Poco más que decir al respecto, por lo tanto, sino utilizar las palabras del novelista británico John LeCarre, que en su reciente novela Una verdad delicada, afirma: "Hombre, maldita sea ¿o no? -Todos esos lobistas corruptos y esos vendedores de armas bregando en las líneas de falla entre la industria de la defensa y el sector del municionamiento..."

Y de los políticos, podríamos agregar, porque, ¿para qué sirven los lobbies si no es para eso?

viernes, 4 de abril de 2014

La ascendente carrera de Salvador Moreno (11)


Y además es que esa historia -la de la política presupuestaria del gobierno- deberemos dejarla para más tarde. A lo que vamos ahora es al nombramiento de las carteras ministeriales. Sabido es que SM el Rey, amparándose en su función constitucional de Jefe de las Fuerzas Armadas, acostumbra intervenir en la sugerencia -más o menos contundente esta- de la persona que ocupará la cartera de Defensa. Una prerrogativa que, en mi opinión, no corresponde sin embargo a SM, por cuanto los ministros son nombrados y cesados por el presidente sin excepción. Es verdad también que al actual titular de la jefatura del Estado, los diferentes gobiernos españoles -en especial los del PP- le han admitido esta intervención y así nos va también en este punto.

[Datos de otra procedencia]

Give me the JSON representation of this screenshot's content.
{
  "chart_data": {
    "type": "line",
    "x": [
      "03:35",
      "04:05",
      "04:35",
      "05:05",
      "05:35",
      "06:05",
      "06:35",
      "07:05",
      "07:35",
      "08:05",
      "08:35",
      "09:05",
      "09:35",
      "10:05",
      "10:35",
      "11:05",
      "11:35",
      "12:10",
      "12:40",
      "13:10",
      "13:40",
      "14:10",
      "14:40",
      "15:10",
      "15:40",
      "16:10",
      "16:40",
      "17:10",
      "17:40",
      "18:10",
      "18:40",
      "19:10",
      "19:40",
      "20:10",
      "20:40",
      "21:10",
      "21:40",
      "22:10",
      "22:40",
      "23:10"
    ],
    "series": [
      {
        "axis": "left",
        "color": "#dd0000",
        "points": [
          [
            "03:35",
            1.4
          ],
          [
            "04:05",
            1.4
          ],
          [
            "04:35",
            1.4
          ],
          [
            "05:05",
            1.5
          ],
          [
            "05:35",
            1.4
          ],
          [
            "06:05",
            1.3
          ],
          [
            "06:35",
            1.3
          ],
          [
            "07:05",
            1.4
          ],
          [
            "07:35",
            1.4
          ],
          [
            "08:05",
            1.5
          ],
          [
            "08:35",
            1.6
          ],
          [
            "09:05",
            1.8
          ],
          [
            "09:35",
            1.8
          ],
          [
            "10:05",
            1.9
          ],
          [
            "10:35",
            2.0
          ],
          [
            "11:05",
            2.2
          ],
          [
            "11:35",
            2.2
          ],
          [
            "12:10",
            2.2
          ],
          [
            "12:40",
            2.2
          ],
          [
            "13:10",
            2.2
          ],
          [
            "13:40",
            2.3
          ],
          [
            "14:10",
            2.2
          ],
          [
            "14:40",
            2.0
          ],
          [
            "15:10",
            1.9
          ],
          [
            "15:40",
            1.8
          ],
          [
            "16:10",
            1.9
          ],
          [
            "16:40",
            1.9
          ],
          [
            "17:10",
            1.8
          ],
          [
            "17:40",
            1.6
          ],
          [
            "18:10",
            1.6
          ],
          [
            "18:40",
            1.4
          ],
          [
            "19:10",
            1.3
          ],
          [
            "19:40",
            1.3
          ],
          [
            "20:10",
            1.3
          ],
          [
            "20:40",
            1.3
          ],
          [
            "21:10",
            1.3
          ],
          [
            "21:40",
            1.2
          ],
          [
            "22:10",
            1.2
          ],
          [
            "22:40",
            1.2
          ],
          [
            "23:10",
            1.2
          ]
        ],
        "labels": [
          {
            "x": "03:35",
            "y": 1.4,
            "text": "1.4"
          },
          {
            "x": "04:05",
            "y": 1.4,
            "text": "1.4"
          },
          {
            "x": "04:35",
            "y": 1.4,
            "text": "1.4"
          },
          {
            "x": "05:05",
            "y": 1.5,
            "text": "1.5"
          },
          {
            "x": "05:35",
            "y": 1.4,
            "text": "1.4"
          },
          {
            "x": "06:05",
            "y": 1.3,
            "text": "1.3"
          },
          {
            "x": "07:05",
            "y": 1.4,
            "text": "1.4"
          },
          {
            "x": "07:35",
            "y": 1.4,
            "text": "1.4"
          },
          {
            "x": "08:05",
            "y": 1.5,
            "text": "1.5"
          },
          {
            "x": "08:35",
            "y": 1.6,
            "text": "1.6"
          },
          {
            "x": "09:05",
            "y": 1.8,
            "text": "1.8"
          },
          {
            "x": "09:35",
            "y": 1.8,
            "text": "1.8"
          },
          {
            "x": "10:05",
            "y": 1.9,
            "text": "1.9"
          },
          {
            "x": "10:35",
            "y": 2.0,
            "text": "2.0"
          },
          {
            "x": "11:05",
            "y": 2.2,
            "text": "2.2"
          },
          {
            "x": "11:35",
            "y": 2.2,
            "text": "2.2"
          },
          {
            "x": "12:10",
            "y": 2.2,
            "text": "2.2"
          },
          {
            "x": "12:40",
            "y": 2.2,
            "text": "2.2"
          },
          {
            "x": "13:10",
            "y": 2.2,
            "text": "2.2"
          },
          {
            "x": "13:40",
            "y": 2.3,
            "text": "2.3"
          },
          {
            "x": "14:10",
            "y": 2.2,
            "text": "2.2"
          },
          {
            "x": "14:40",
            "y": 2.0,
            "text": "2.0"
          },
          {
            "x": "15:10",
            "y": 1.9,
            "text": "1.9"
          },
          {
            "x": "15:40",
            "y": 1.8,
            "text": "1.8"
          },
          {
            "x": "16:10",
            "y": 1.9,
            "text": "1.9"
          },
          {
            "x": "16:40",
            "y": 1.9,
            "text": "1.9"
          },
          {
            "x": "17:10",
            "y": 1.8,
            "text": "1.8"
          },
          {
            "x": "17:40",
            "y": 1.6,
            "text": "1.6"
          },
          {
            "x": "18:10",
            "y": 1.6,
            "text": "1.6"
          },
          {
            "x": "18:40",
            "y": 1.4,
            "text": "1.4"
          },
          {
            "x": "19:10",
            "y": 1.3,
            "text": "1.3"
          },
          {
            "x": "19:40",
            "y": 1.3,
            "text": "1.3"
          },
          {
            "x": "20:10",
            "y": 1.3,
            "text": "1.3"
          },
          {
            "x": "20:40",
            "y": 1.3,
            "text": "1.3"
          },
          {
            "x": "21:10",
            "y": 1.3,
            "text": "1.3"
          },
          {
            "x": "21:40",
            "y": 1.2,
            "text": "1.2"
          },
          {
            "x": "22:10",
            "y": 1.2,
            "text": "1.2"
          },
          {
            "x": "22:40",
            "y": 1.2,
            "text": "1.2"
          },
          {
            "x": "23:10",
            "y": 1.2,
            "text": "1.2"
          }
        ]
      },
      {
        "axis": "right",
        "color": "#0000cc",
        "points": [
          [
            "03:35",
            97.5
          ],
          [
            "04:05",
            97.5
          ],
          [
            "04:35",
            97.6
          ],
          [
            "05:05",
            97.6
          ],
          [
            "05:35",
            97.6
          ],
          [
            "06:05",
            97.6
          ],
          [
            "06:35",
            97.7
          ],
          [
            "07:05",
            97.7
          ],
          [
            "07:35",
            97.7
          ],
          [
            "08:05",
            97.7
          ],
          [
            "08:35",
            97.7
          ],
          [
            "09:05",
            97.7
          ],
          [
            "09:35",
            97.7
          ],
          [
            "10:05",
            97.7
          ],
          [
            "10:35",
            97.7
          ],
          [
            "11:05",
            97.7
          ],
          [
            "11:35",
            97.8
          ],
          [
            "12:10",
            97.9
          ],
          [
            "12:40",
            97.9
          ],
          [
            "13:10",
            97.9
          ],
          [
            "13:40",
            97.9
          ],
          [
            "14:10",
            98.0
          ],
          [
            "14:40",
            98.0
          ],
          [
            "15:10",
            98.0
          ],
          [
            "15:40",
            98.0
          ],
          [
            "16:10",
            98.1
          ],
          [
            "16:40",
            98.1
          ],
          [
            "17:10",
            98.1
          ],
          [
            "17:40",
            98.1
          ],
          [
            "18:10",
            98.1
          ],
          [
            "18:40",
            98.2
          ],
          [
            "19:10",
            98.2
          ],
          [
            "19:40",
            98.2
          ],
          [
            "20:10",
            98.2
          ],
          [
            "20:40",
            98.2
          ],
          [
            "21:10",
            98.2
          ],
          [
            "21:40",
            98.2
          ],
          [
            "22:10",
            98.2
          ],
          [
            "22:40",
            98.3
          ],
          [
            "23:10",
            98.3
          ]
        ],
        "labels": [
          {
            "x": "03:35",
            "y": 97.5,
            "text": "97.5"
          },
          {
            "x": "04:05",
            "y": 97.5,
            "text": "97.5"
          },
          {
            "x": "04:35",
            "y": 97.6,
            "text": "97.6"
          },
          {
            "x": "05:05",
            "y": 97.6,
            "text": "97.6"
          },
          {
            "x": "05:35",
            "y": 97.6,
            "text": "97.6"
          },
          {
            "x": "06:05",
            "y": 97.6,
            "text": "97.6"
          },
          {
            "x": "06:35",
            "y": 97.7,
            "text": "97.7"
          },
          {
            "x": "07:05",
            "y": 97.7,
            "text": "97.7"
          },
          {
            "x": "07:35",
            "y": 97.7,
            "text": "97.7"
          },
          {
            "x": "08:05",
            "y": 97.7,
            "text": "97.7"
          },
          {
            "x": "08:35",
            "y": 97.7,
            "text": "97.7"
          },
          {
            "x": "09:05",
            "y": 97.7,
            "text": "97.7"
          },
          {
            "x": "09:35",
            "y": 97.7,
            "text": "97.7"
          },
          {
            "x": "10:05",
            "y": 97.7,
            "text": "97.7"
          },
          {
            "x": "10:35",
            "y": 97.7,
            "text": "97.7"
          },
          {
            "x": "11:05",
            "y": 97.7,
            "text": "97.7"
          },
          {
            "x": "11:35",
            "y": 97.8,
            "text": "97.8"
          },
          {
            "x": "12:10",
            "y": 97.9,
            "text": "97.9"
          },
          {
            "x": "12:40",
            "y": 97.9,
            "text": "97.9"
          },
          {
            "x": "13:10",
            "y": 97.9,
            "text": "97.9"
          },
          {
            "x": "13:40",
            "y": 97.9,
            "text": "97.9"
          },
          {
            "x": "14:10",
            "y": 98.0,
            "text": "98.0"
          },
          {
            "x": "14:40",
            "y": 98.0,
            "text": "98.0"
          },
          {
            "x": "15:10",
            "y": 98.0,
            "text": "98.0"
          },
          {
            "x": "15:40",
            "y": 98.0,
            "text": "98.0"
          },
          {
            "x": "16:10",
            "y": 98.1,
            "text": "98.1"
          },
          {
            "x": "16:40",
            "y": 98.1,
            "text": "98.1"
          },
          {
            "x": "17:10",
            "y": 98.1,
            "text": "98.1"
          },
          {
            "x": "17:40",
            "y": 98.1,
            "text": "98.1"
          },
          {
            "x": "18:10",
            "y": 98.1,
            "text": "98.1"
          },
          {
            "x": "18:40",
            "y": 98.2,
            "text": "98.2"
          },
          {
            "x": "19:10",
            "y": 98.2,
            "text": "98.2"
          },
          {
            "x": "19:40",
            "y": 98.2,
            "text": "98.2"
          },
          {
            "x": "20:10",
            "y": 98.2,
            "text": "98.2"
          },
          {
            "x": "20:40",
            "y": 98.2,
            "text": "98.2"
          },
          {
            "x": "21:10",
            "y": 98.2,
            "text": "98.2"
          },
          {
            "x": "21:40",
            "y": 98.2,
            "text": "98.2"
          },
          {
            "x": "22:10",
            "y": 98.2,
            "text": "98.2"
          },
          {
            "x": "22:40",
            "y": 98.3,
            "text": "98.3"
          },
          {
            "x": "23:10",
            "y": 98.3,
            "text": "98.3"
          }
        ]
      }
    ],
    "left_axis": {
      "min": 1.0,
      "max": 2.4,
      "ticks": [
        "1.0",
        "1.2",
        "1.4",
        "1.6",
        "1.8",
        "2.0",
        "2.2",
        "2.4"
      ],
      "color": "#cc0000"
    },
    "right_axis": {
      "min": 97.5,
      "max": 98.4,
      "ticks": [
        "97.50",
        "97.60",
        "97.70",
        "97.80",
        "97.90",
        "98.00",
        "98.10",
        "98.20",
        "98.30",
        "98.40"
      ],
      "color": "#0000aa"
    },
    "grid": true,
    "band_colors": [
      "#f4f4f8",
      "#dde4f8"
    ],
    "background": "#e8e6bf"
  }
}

Pues dicen que se fue Rajoy con su lista a Zarzuela y allí la presentaría a Don Juan Carlos, quien en lo que a nuestra historia se refiere, cuando el presidente sugirió el nombre de Alberto Ruiz Gallardón para este puesto, SM le indicó su mejor parecer en favor de Salvador Moreno, nombre que, según manifiestan los enterados, ni siquiera había sido previsto por el máximo responsable del gobierno, pese a los esfuerzos de Moreno por mantener una buena relación con el presidente del PP. Ya se sabe, una cosa es llevarse bien con el de Pontevedra y otra que te haga ministro.

De modo que salía Rajoy de Zarzuela con el todavía alcalde de Madrid en la cartera de Justicia y el -hasta el momento- impensable Moreno en Defensa.